The big question is: Do we really still accept this level of over-the-top celebrity hagiography circa 2021?
More than a decade and a half ago, Ad Age called the first wave of “Impossible is Nothing" ads “magnificent.” Timed to the 2004 Olympics, a centerpiece of the campaign was a print ad featuring a photo of Muhammad Ali superimposed with this text:
Impossible is just a big word thrown around by small men who find it easier to live in the world they’ve been given than to explore the power they have to change it. Impossible is not a fact. It’s an opinion. Impossible is not a declaration. It’s a dare. Impossible is potential. Impossible is temporary. Impossible is nothing.
That manifesto was written by Aimee Lehto (now Aimee Lehto Schewe), then a copywriter at TBWA\Chiat\Day, in support of the “Impossible is Nothing” tagline written by her creative-director colleague Boyd Coyner. But the words are so convincingly Ali-esque that they’ve been endlessly misattributed to Muhammad Ali himself—especially posthumously.
The early Ali era of “Impossible is Nothing” was, of course, the perfect match of copywriting and celebrity subject. It arguably took a great as great as Ali—the greatest—to indirectly bestow the requisite aura on the words. To convince us that the Yoda-esque inversion of a cliché (nothing is impossible) somehow made it newly profound.

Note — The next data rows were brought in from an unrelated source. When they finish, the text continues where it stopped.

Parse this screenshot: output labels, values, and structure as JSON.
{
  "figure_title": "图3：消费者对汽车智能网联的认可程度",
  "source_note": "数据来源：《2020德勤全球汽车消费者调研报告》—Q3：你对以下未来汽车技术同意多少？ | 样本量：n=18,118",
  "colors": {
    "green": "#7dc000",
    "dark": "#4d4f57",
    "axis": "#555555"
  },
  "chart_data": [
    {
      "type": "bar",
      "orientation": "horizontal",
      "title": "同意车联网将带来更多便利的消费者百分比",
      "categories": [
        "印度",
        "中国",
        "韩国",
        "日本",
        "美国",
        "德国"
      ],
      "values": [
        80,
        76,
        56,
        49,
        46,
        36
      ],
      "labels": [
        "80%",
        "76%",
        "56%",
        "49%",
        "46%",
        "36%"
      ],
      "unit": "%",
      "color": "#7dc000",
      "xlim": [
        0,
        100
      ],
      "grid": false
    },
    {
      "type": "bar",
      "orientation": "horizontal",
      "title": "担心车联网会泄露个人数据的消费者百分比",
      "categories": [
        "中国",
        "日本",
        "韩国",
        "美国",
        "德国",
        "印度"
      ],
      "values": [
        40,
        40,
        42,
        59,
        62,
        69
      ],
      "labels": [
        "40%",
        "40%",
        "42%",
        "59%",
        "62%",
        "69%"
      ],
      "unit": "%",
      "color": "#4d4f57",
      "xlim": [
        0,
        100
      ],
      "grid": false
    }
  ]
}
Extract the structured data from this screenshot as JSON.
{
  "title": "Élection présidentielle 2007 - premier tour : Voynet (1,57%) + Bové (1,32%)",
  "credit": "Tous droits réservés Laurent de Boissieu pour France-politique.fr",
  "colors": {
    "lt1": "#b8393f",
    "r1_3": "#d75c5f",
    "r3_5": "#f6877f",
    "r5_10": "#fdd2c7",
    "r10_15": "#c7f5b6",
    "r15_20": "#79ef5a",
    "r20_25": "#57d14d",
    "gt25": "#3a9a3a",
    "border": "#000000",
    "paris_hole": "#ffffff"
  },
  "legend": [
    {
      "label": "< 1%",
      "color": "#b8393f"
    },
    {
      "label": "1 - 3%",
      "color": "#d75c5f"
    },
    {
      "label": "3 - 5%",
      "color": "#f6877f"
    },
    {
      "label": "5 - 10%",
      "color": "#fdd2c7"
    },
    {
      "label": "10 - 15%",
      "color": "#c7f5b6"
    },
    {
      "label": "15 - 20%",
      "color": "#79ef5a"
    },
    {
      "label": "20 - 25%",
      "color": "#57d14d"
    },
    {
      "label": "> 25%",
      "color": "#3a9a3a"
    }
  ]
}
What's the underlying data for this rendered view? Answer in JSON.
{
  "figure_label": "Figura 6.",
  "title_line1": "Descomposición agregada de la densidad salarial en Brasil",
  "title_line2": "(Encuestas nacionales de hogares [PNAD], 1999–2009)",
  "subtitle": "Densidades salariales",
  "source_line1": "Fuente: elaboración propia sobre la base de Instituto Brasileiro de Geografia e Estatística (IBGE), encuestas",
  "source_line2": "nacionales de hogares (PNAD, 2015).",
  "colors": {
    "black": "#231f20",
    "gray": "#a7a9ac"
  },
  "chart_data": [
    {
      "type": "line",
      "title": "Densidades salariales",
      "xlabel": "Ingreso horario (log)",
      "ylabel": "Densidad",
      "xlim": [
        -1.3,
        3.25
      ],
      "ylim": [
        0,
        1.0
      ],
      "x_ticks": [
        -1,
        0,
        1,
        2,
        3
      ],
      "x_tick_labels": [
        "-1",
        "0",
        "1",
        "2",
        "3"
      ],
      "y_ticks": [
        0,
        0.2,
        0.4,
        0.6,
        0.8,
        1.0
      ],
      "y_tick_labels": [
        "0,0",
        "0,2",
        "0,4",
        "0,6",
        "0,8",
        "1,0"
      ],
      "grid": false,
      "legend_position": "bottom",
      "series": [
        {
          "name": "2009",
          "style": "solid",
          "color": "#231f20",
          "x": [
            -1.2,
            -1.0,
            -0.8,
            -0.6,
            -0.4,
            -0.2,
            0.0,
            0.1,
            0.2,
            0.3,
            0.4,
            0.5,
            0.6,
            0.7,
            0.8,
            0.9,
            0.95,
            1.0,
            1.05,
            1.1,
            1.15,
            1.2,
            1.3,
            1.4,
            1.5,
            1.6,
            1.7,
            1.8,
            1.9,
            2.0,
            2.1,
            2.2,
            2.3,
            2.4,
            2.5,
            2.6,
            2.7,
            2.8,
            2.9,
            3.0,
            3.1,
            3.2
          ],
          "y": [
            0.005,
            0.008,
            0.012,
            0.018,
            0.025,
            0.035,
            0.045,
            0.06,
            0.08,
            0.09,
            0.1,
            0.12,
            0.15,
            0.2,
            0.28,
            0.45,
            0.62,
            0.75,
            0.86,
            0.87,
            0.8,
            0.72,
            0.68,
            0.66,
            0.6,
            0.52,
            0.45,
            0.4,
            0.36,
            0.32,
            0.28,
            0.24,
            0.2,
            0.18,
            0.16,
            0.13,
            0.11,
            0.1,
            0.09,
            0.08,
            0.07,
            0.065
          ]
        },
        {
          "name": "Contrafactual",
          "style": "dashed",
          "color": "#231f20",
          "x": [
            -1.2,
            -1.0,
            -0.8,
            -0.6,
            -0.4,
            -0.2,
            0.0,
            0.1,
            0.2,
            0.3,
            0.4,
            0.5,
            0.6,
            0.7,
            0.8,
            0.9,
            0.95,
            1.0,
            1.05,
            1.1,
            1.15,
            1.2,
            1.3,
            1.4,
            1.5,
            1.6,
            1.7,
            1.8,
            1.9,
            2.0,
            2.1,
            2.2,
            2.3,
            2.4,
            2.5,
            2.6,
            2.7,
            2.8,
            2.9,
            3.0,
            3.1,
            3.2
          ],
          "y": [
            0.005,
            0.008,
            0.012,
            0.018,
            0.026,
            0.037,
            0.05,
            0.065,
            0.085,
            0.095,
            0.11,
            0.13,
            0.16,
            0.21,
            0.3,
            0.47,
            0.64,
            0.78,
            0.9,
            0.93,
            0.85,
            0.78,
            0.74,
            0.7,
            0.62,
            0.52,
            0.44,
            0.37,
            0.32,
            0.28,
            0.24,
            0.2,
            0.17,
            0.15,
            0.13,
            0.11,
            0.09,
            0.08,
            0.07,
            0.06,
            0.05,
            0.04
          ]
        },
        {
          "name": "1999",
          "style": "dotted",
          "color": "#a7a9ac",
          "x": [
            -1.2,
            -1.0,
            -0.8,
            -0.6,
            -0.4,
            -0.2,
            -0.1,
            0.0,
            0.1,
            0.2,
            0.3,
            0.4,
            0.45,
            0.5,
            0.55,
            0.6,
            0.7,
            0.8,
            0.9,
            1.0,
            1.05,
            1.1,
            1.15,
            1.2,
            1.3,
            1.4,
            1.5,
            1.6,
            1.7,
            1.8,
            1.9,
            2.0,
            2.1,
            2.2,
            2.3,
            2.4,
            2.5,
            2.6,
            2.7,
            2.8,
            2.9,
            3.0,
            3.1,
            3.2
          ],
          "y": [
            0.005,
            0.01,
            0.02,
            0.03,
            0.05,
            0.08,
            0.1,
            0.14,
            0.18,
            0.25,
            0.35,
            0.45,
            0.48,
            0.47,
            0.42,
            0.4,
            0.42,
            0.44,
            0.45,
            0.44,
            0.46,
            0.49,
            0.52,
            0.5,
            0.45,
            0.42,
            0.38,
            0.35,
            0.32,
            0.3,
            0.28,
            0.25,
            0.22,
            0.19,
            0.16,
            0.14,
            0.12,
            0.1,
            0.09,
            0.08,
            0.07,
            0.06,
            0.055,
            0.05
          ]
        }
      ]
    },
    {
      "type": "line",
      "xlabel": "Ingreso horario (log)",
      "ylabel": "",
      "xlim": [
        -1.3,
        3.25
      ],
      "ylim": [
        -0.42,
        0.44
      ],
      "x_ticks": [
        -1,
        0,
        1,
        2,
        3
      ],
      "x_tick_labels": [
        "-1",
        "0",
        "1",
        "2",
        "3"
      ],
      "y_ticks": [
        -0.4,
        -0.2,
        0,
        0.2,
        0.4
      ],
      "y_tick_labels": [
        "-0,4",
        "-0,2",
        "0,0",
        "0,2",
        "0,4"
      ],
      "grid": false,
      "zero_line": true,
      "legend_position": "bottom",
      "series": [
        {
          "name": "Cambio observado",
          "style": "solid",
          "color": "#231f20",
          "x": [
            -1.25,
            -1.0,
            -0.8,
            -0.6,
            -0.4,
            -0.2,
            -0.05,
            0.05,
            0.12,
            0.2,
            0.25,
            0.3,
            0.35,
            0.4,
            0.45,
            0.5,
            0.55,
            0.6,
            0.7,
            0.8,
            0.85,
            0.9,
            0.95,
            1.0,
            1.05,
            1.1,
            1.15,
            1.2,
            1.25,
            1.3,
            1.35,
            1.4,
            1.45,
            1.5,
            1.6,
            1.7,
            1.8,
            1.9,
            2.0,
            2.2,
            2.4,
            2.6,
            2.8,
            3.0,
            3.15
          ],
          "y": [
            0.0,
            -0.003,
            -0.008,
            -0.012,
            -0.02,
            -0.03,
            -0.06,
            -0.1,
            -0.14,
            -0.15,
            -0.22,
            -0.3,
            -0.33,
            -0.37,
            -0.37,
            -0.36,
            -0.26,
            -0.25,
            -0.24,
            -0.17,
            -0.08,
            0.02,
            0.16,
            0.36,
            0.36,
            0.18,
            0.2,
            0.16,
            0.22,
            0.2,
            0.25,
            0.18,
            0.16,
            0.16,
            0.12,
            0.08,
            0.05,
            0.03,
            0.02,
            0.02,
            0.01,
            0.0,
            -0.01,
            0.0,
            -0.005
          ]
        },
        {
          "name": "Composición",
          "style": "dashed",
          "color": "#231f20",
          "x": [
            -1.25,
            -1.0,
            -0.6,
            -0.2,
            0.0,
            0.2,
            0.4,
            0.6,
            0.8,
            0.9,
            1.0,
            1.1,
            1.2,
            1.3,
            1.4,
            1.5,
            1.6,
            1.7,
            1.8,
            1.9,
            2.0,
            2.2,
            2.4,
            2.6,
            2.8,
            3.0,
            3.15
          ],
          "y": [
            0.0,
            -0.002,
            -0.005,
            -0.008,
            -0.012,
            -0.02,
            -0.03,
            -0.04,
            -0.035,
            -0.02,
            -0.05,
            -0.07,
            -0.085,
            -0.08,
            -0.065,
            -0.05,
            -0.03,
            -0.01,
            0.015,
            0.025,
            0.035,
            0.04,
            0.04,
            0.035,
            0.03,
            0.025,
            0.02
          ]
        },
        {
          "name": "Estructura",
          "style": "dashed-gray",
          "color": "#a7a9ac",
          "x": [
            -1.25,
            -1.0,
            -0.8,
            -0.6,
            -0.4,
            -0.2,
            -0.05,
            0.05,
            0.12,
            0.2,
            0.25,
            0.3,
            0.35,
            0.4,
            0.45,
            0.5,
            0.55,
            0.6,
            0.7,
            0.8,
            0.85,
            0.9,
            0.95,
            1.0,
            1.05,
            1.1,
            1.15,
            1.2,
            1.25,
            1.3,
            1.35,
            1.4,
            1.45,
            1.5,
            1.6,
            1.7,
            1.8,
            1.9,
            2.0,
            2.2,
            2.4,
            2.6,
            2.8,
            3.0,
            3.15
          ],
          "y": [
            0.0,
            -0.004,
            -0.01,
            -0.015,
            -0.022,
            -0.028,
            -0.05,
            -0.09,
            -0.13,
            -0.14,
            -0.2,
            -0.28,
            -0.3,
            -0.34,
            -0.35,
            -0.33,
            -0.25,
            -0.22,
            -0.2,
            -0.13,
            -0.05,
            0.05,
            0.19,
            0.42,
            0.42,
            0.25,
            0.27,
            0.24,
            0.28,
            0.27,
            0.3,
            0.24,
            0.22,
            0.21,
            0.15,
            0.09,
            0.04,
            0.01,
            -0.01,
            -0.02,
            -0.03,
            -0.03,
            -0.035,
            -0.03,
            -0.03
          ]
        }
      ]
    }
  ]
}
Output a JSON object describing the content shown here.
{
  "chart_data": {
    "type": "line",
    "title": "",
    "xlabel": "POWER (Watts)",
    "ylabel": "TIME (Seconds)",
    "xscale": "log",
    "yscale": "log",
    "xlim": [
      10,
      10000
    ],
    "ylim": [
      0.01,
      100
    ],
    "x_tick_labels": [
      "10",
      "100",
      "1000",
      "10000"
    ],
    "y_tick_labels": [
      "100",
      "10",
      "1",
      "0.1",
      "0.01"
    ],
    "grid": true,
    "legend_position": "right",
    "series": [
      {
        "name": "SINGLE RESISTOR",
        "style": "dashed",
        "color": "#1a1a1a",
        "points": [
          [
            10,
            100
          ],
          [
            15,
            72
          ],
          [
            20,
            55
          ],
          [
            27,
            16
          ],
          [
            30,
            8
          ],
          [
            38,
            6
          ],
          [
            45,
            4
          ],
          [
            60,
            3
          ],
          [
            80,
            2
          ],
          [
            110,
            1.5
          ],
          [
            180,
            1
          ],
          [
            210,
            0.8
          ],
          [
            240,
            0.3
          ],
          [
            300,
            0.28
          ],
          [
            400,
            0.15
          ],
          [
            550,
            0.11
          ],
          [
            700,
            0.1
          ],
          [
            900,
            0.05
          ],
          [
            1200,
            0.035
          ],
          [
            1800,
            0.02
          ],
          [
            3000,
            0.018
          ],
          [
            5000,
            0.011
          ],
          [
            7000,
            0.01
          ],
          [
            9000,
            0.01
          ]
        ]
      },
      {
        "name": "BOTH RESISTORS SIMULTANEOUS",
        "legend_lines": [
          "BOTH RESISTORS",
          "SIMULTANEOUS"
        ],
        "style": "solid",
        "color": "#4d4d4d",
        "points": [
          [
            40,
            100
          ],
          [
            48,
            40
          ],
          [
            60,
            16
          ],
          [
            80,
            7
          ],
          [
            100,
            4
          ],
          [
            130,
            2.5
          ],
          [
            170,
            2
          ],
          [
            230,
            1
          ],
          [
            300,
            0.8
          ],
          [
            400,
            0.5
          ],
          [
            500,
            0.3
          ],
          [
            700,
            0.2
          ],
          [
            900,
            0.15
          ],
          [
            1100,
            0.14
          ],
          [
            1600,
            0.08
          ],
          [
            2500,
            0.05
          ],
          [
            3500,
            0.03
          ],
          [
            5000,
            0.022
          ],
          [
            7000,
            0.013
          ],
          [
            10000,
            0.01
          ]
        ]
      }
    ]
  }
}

Since that time, though, quasi-oracular copywriting that fancies up self-help pablum has become commonplace in advertising. There is no shortage of brands with pseudo-mystical pretensions to “inspire”—and unfortunately there’s a not-so-fine line between Ali-esque poetry (and wit and wordplay) and two-bit Tony Robbins-isms.
Yet, here we are in 2021, and Adidas would have us believe that Beyoncé planned all along to be “more than an icon,” and that Finn Russell is some sort of Steve Jobs-level visionary.
Even as it treats them, and all its other supposed demigods, like interchangeable cogs in a global marketing machine.